Bagaimana cara memeriksa rantai timing? 1. Periksa pemanjangan rantai di tiga tempat atau lebih dengan timbangan pegas. Jika melebihi panjang servis, rantai harus diganti tepat waktu. 2. Gunakan jangka sorong untuk mendeteksi tingkat keausan sprocket camshaft dan crankshaft mobil. Jika melebihi batas servis, sprocket harus diganti tepat waktu. 3. Gunakan jangka sorong untuk memantau ketebalan ritsleting dan peredam kejut rantai.
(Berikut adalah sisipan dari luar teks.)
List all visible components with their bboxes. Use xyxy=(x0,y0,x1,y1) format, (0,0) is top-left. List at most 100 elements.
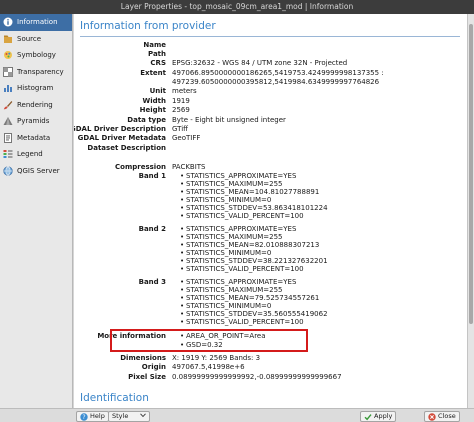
help-button[interactable]: ? Help xyxy=(76,411,109,422)
info-row-dataset-description: Dataset Description xyxy=(74,144,467,153)
information-panel: Information from provider Name Path CRS … xyxy=(74,14,467,408)
checkmark-icon xyxy=(364,413,372,421)
metadata-icon xyxy=(3,132,13,143)
sidebar-item-transparency[interactable]: Transparency xyxy=(0,64,72,81)
info-key: Height xyxy=(139,106,166,114)
histogram-icon xyxy=(3,83,13,93)
info-row-data-type: Data type Byte - Eight bit unsigned inte… xyxy=(74,116,467,125)
info-key: Origin xyxy=(141,363,166,371)
svg-text:?: ? xyxy=(82,414,85,421)
sidebar-item-label: Legend xyxy=(17,150,43,159)
information-icon xyxy=(3,17,13,27)
close-button-label: Close xyxy=(438,412,456,420)
info-row-height: Height 2569 xyxy=(74,106,467,115)
sidebar: Information Source Symbology Transparenc… xyxy=(0,14,73,408)
close-button[interactable]: Close xyxy=(424,411,460,422)
sidebar-item-label: Pyramids xyxy=(17,117,50,126)
info-value: PACKBITS xyxy=(172,163,206,171)
info-key: Compression xyxy=(115,163,166,171)
sidebar-item-label: Transparency xyxy=(17,67,64,76)
info-value: 0.08999999999999992,-0.08999999999999667 xyxy=(172,373,342,381)
info-value: 497066.8950000000186265,5419753.42499999… xyxy=(172,69,384,77)
list-item: STATISTICS_VALID_PERCENT=100 xyxy=(74,318,467,327)
info-value: 497239.6050000000395812,5419984.63499999… xyxy=(172,78,380,86)
info-row-gdal-driver-metadata: GDAL Driver Metadata GeoTIFF xyxy=(74,134,467,143)
info-row-crs: CRS EPSG:32632 - WGS 84 / UTM zone 32N -… xyxy=(74,59,467,68)
sidebar-item-symbology[interactable]: Symbology xyxy=(0,47,72,64)
info-key: GDAL Driver Description xyxy=(74,125,166,133)
info-value: GeoTIFF xyxy=(172,134,201,142)
info-row-origin: Origin 497067.5,41998e+6 xyxy=(74,363,467,372)
info-key: Dimensions xyxy=(120,354,166,362)
help-icon: ? xyxy=(80,412,88,421)
sidebar-item-label: Rendering xyxy=(17,100,53,109)
apply-button[interactable]: Apply xyxy=(360,411,397,422)
info-row-path: Path xyxy=(74,50,467,59)
info-row-compression: Compression PACKBITS xyxy=(74,163,467,172)
info-value: 497067.5,41998e+6 xyxy=(172,363,245,371)
info-row-pixel-size: Pixel Size 0.08999999999999992,-0.089999… xyxy=(74,373,467,382)
section-title-identification: Identification xyxy=(80,392,149,404)
section-title: Information from provider xyxy=(80,20,216,32)
pyramid-icon xyxy=(3,116,13,126)
info-value: 1919 xyxy=(172,97,190,105)
list-item: STATISTICS_VALID_PERCENT=100 xyxy=(74,265,467,274)
info-value: X: 1919 Y: 2569 Bands: 3 xyxy=(172,354,261,362)
sidebar-item-source[interactable]: Source xyxy=(0,31,72,48)
highlight-annotation-box xyxy=(110,329,308,352)
paintbrush-icon xyxy=(3,100,13,110)
info-row-gdal-driver-description: GDAL Driver Description GTiff xyxy=(74,125,467,134)
band-stat: STATISTICS_VALID_PERCENT=100 xyxy=(180,212,304,221)
info-row-dimensions: Dimensions X: 1919 Y: 2569 Bands: 3 xyxy=(74,354,467,363)
info-row-width: Width 1919 xyxy=(74,97,467,106)
info-key: Width xyxy=(142,97,166,105)
sidebar-item-qgis-server[interactable]: QGIS Server xyxy=(0,163,72,180)
sidebar-item-pyramids[interactable]: Pyramids xyxy=(0,113,72,130)
close-icon xyxy=(428,412,436,421)
info-key: Extent xyxy=(140,69,166,77)
sidebar-item-label: QGIS Server xyxy=(17,166,60,175)
sidebar-item-label: Symbology xyxy=(17,51,56,60)
scrollbar-thumb[interactable] xyxy=(469,24,473,324)
sidebar-item-histogram[interactable]: Histogram xyxy=(0,80,72,97)
info-value: 2569 xyxy=(172,106,190,114)
band-stat: STATISTICS_VALID_PERCENT=100 xyxy=(180,318,304,327)
sidebar-item-rendering[interactable]: Rendering xyxy=(0,97,72,114)
info-row-extent: Extent 497066.8950000000186265,5419753.4… xyxy=(74,69,467,78)
sidebar-item-legend[interactable]: Legend xyxy=(0,146,72,163)
info-value: Byte - Eight bit unsigned integer xyxy=(172,116,286,124)
info-key: CRS xyxy=(150,59,166,67)
sidebar-item-label: Source xyxy=(17,34,42,43)
info-value: GTiff xyxy=(172,125,189,133)
symbology-icon xyxy=(3,50,13,60)
info-key: Data type xyxy=(127,116,166,124)
sidebar-item-metadata[interactable]: Metadata xyxy=(0,130,72,147)
window-titlebar: Layer Properties - top_mosaic_09cm_area1… xyxy=(0,0,474,14)
source-icon xyxy=(3,34,13,44)
style-button-label: Style xyxy=(112,412,129,420)
server-globe-icon xyxy=(3,166,13,176)
sidebar-item-label: Information xyxy=(17,18,58,27)
section-divider xyxy=(80,36,460,37)
sidebar-item-label: Histogram xyxy=(17,84,54,93)
sidebar-item-information[interactable]: Information xyxy=(0,14,72,31)
info-row-name: Name xyxy=(74,41,467,50)
chevron-down-icon xyxy=(140,412,146,421)
transparency-icon xyxy=(3,66,13,77)
info-key: Unit xyxy=(149,87,166,95)
info-key: Name xyxy=(143,41,166,49)
style-dropdown-button[interactable]: Style xyxy=(108,411,150,422)
info-value: meters xyxy=(172,87,197,95)
info-key: Dataset Description xyxy=(87,144,166,152)
list-item: STATISTICS_VALID_PERCENT=100 xyxy=(74,212,467,221)
info-key: GDAL Driver Metadata xyxy=(77,134,166,142)
info-key: Pixel Size xyxy=(128,373,166,381)
info-row-unit: Unit meters xyxy=(74,87,467,96)
info-value: EPSG:32632 - WGS 84 / UTM zone 32N - Pro… xyxy=(172,59,348,67)
vertical-scrollbar[interactable] xyxy=(467,14,474,408)
sidebar-item-label: Metadata xyxy=(17,133,51,142)
apply-button-label: Apply xyxy=(374,412,393,420)
info-key: Path xyxy=(148,50,166,58)
window-title: Layer Properties - top_mosaic_09cm_area1… xyxy=(120,2,354,11)
band-stat: STATISTICS_VALID_PERCENT=100 xyxy=(180,265,304,274)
Jika melebihi batas servis, sprocket harus diganti tepat waktu. 4. Periksa pemanjangan, keausan, dan kerusakan rantai timing. Jika ada sedikit kerusakan, rantai tidak dapat digunakan lagi. Meskipun fungsi sabuk timing dan rantai timing sama, prinsip kerjanya tetap berbeda. Dibandingkan dengan rantai timing, struktur sabuk timing relatif sederhana, tidak perlu pelumasan dalam kondisi kerja, dan kondisi kerjanya relatif tenang. Pemasangan dan perawatannya mudah, tetapi sabuk timing adalah komponen karet, yang akan aus dan menua setelah penggunaan jangka panjang. Pengamatan dan perawatan rutin diperlukan. Jika rusak, mesin akan mengalami gangguan, yang mengakibatkan kerusakan pada bagian dan komponen.